Bug #6074 Problems with Soundex Function
Submitted: 13 Oct 2004 20:17 Modified: 16 Oct 2004 21:34
Reporter: Angela Kunz Email Updates:
Status: Not a Bug Impact on me:
None 
Category:MySQL Server Severity:S2 (Serious)
Version:4.0.18 OS:Windows (Windows 2003 and Windows XP)
Assigned to: CPU Architecture:Any

[13 Oct 2004 20:17] Angela Kunz
Description:
I am havinging an issue with the SOUNDEX() function. I have noticed two things. One it generates more than 4 characters on return for some names and for some names returns an incorrct soundex code. For example Chackes and Czakes produce C000 when they should Produce C220. Same thing for Ehackes returns E200 instead of E220. Also BIRNBAUM returns a 5 digit code when there are only suppose to be 4. Can anyone tell me what to do to refine this better? Or how I can get a correct Soundex function for myself and My ISP. I am using the code for a genealogy site and they are a little picky on this stuff. 

I posted this on your forums site under general and was told to report it.  Here is some additiona information that may help.

I use serveral SQL queries to get results from about 6 tables.  Each table contains at minimum the following fields:

Surname, First Name, Soundex. 

The databases(tables) are send to me from the local genealogy group with the soundex field prefilled.  They use three or four different soundex engines all producing the same results So I know the Soundex field is correct in the databases.  

An Example of a query would be as follows.

Select * from nassuau where `soundex`=soundex("surname");

The only othere piece of information that I have was a note sent to be by a collegue when I explained the issue I was running into even though it still does not explain why more than 4 Characters are being generated:

Anyway, I found this note, and I wonder if this is why it’s returning the problem

SOUNDEX(str)

Note: This function implements the original Soundex algorithm, not the more popular enhanced version. The difference is that original version discards vowels first and then duplicates, whereas the enhanced version discards duplicates first and then vowels.

HELP!!!!!!!

How to repeat:
Create a table with the following fields:

First Name,
Last Name,
Soundex (generated using access or Java)

Then Try to search it using the following SQL query:

Select * from Tablename where `soundex`=Soundex(`Last Name`);

Suggested fix:
Create a new SOUNDEX function and distribute it promply

Please keep me updated on this:

Angela Kunz
Angela B. Kunz LLC
Akunzllc@optonline.net
[13 Oct 2004 21:46] Sergei Golubchik
Thank you for taking the time to write to us, but this is not
a bug. Please double-check the documentation available at
http://www.mysql.com/documentation/ and the instructions on
how to report a bug at http://bugs.mysql.com/how-to-report.php

Additional info:

1. about "it generates more than 4 characters" - as described in the manual (http://dev.mysql.com/doc/mysql/en/String_functions.html) "A standard soundex string is four characters long, but the `SOUNDEX()' function returns an arbitrarily long string. You can use `SUBSTRING()' on the result to get a standard soundex string." So, the workaround is to use SUBSTRING or LEFT:

  LEFT(SOUNDEX("somename"), 4)

2. about "Chackes and Czakes produce C000 when they should Produce C220".

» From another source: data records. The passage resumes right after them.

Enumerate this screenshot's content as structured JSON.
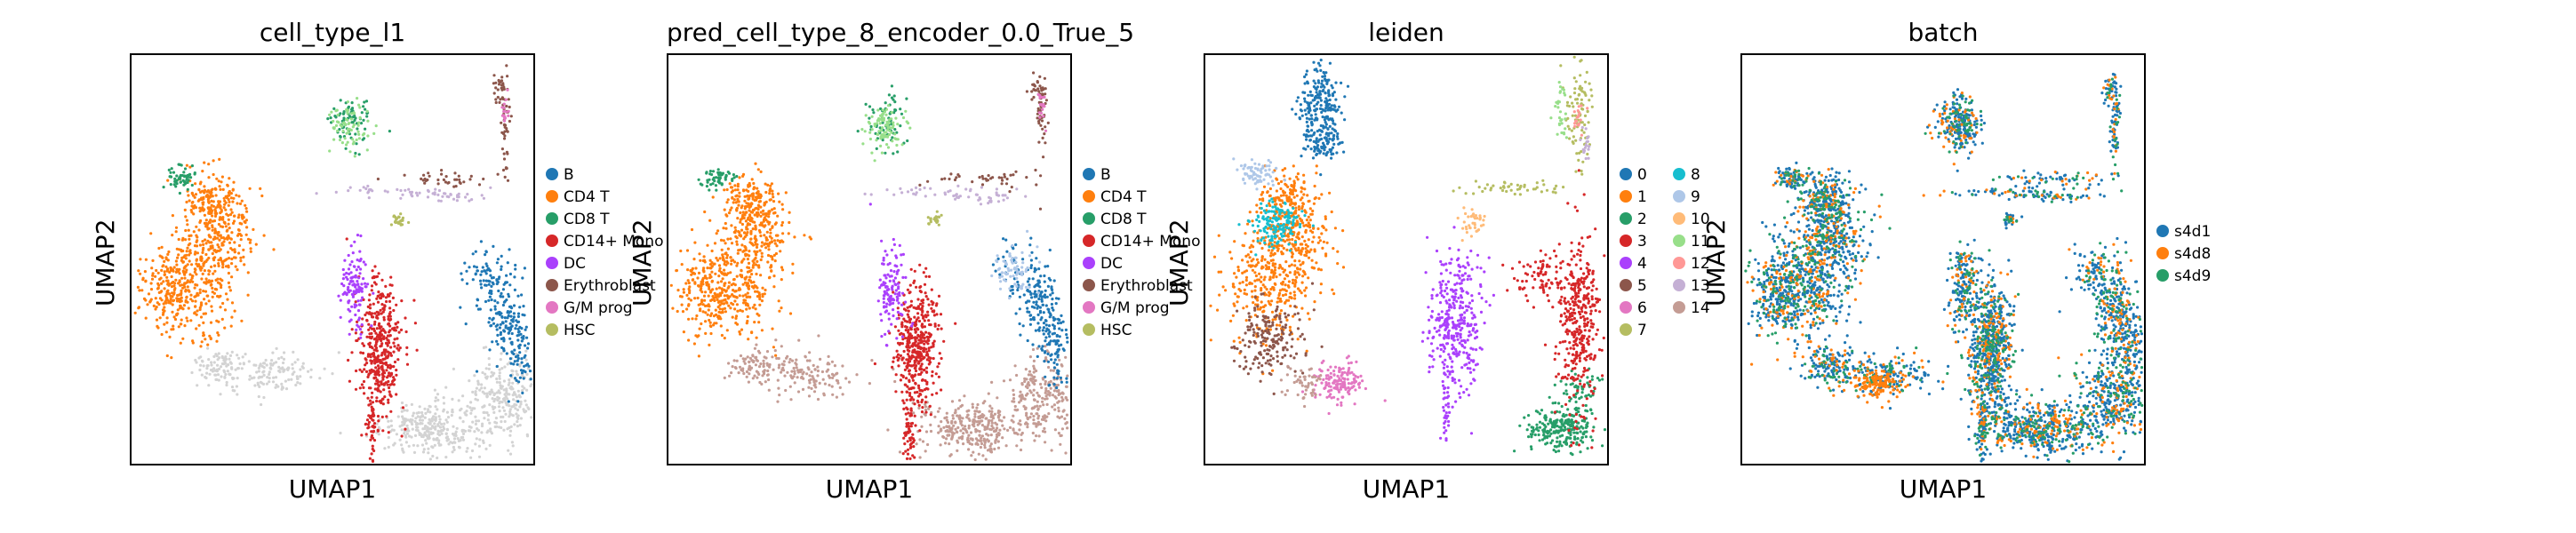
{
  "chart_data": [
    {
      "type": "scatter",
      "title": "cell_type_l1",
      "xlabel": "UMAP1",
      "ylabel": "UMAP2",
      "grid": false,
      "legend_position": "right",
      "categories": [
        {
          "name": "B",
          "color": "#1f77b4"
        },
        {
          "name": "CD4 T",
          "color": "#ff7f0e"
        },
        {
          "name": "CD8 T",
          "color": "#279e68"
        },
        {
          "name": "CD14+ Mono",
          "color": "#d62728"
        },
        {
          "name": "DC",
          "color": "#aa40fc"
        },
        {
          "name": "Erythroblast",
          "color": "#8c564b"
        },
        {
          "name": "G/M prog",
          "color": "#e377c2"
        },
        {
          "name": "HSC",
          "color": "#b5bd61"
        }
      ]
    },
    {
      "type": "scatter",
      "title": "pred_cell_type_8_encoder_0.0_True_5",
      "xlabel": "UMAP1",
      "ylabel": "UMAP2",
      "grid": false,
      "legend_position": "right",
      "categories": [
        {
          "name": "B",
          "color": "#1f77b4"
        },
        {
          "name": "CD4 T",
          "color": "#ff7f0e"
        },
        {
          "name": "CD8 T",
          "color": "#279e68"
        },
        {
          "name": "CD14+ Mono",
          "color": "#d62728"
        },
        {
          "name": "DC",
          "color": "#aa40fc"
        },
        {
          "name": "Erythroblast",
          "color": "#8c564b"
        },
        {
          "name": "G/M prog",
          "color": "#e377c2"
        },
        {
          "name": "HSC",
          "color": "#b5bd61"
        }
      ]
    },
    {
      "type": "scatter",
      "title": "leiden",
      "xlabel": "UMAP1",
      "ylabel": "UMAP2",
      "grid": false,
      "legend_position": "right",
      "categories": [
        {
          "name": "0",
          "color": "#1f77b4"
        },
        {
          "name": "1",
          "color": "#ff7f0e"
        },
        {
          "name": "2",
          "color": "#279e68"
        },
        {
          "name": "3",
          "color": "#d62728"
        },
        {
          "name": "4",
          "color": "#aa40fc"
        },
        {
          "name": "5",
          "color": "#8c564b"
        },
        {
          "name": "6",
          "color": "#e377c2"
        },
        {
          "name": "7",
          "color": "#b5bd61"
        },
        {
          "name": "8",
          "color": "#17becf"
        },
        {
          "name": "9",
          "color": "#aec7e8"
        },
        {
          "name": "10",
          "color": "#ffbb78"
        },
        {
          "name": "11",
          "color": "#98df8a"
        },
        {
          "name": "12",
          "color": "#ff9896"
        },
        {
          "name": "13",
          "color": "#c5b0d5"
        },
        {
          "name": "14",
          "color": "#c49c94"
        }
      ]
    },
    {
      "type": "scatter",
      "title": "batch",
      "xlabel": "UMAP1",
      "ylabel": "UMAP2",
      "grid": false,
      "legend_position": "right",
      "categories": [
        {
          "name": "s4d1",
          "color": "#1f77b4"
        },
        {
          "name": "s4d8",
          "color": "#ff7f0e"
        },
        {
          "name": "s4d9",
          "color": "#279e68"
        }
      ]
    }
  ],
  "extra_colors": {
    "unlabeled": "#d3d3d3",
    "light_blue": "#aec7e8",
    "light_green": "#98df8a",
    "tan": "#c49c94",
    "pink": "#ff9896",
    "lavender": "#c5b0d5",
    "olive": "#b5bd61"
  }
}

The reason, indeed, is "Note: This function implements the original Soundex algorithm, not the more popular enhanced version. The difference is that original version discards vowels first and then duplicates, whereas the enhanced version discards duplicates first and then vowels."

Substituting numbers you'd get for "Chackes": C..22.2
Original soundex: discard vowels - C222, remove duplicates - C2
Enhanced version: remove duplicates - C.2.2, discard vowels - C22
[13 Oct 2004 21:51] Sergei Golubchik
About the fix - SOUNDEX() function cannot be changed, of course, for compatibility reasons.
But if somebody would provide an patch that implements a, say,  SOUNDEX_NEW (native function or udf) we would accept it, I assume.

http://dev.mysql.com/doc/mysql/en/Adding_functions.html

Alternatively, we could write such a function, but this todo item would get a very low priority :(
[16 Oct 2004 12:49] Angela Kunz
Is Metaphone(), a user created function found on your site,  the enhanced version of Soundex().  If so why has it not been added as the new soundex()?
[16 Oct 2004 21:34] Sergei Golubchik
It's not really an enhanced soundex, in fact t's not a soundex at all.

it's a different function that tries to achieve the same goal - transform a word to a token that depends only on how the word is pronounced, not how it's written down.

metaphon is based on English pronunciation rules, and works for English only.